2 The Three Jokers By Geoff Johns

While still being fleshed out, the Three Jokers storyline has its roots back in 2015's Darkseid War when Batman usurped the Mobius Chair from Metron and discovers that there are in fact, three separate Jokers that exist across the DC landscape. Sending the Batman mythos and its fans into a frenzy, the question of "who are the three jokers?" lingered in the background for years, leaving fans to theorize what the chair meant by this revelation.

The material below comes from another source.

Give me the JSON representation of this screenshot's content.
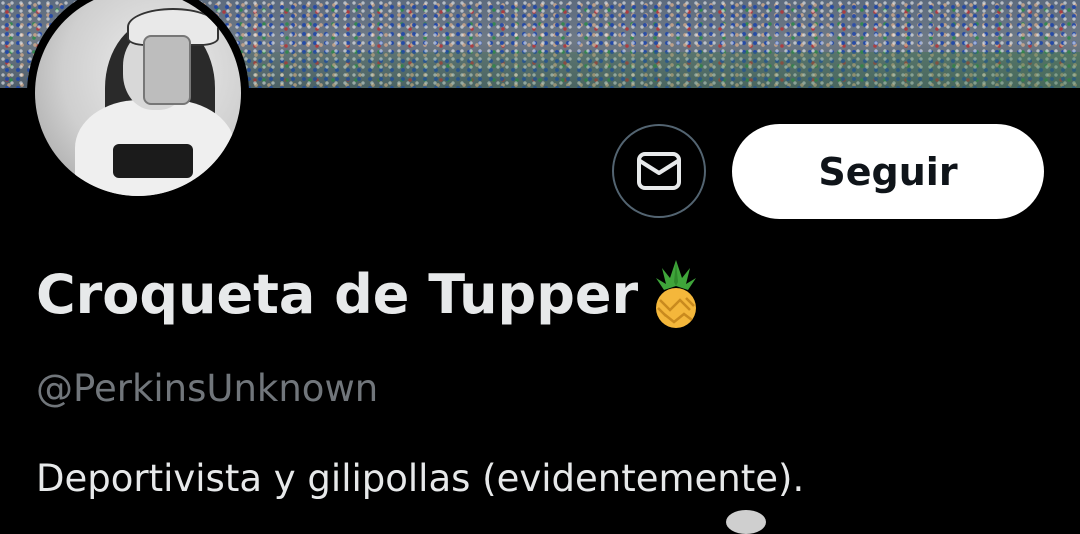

With the prospect exposed by Geoff Johns, it only makes sense to bring him back to elaborate on this idea, and thus far he's pulling out all the stops that'll make this a landmark Batman story. Revisiting the trauma of Jason Todd and Barbara Gordon, Johns has begun digging into the vulnerable and sensitive side of the Bat-Family, determining whether they are products of those horrific experiences.

1 DCeased By Tom Taylor

The zombie concept has conceived a massive fandom that has extended into multiple mediums ranging from film, books, and memorabilia. This popular concept would eventually be introduced into comics, and by extension superheroism, bringing forth some interesting stories into the Marvel and DC universes.

Although Marvel did have their Marvel Zombies event earlier in 2005 which was a relatively popular title, DCeased has proven to take the zombie-superhero cake, seeing multiple spinoffs and follow-ups this year of the original 2019 event that expand the series in a more nuanced way. In a Skynet-style takeover, a digital virus is unwittingly released by Cyborg after the insidious plot of Darkseid goes array, instigating the anti-life equation to turn all who gazed through the digital-sphere to become mindless and corrupted anti-life zombies.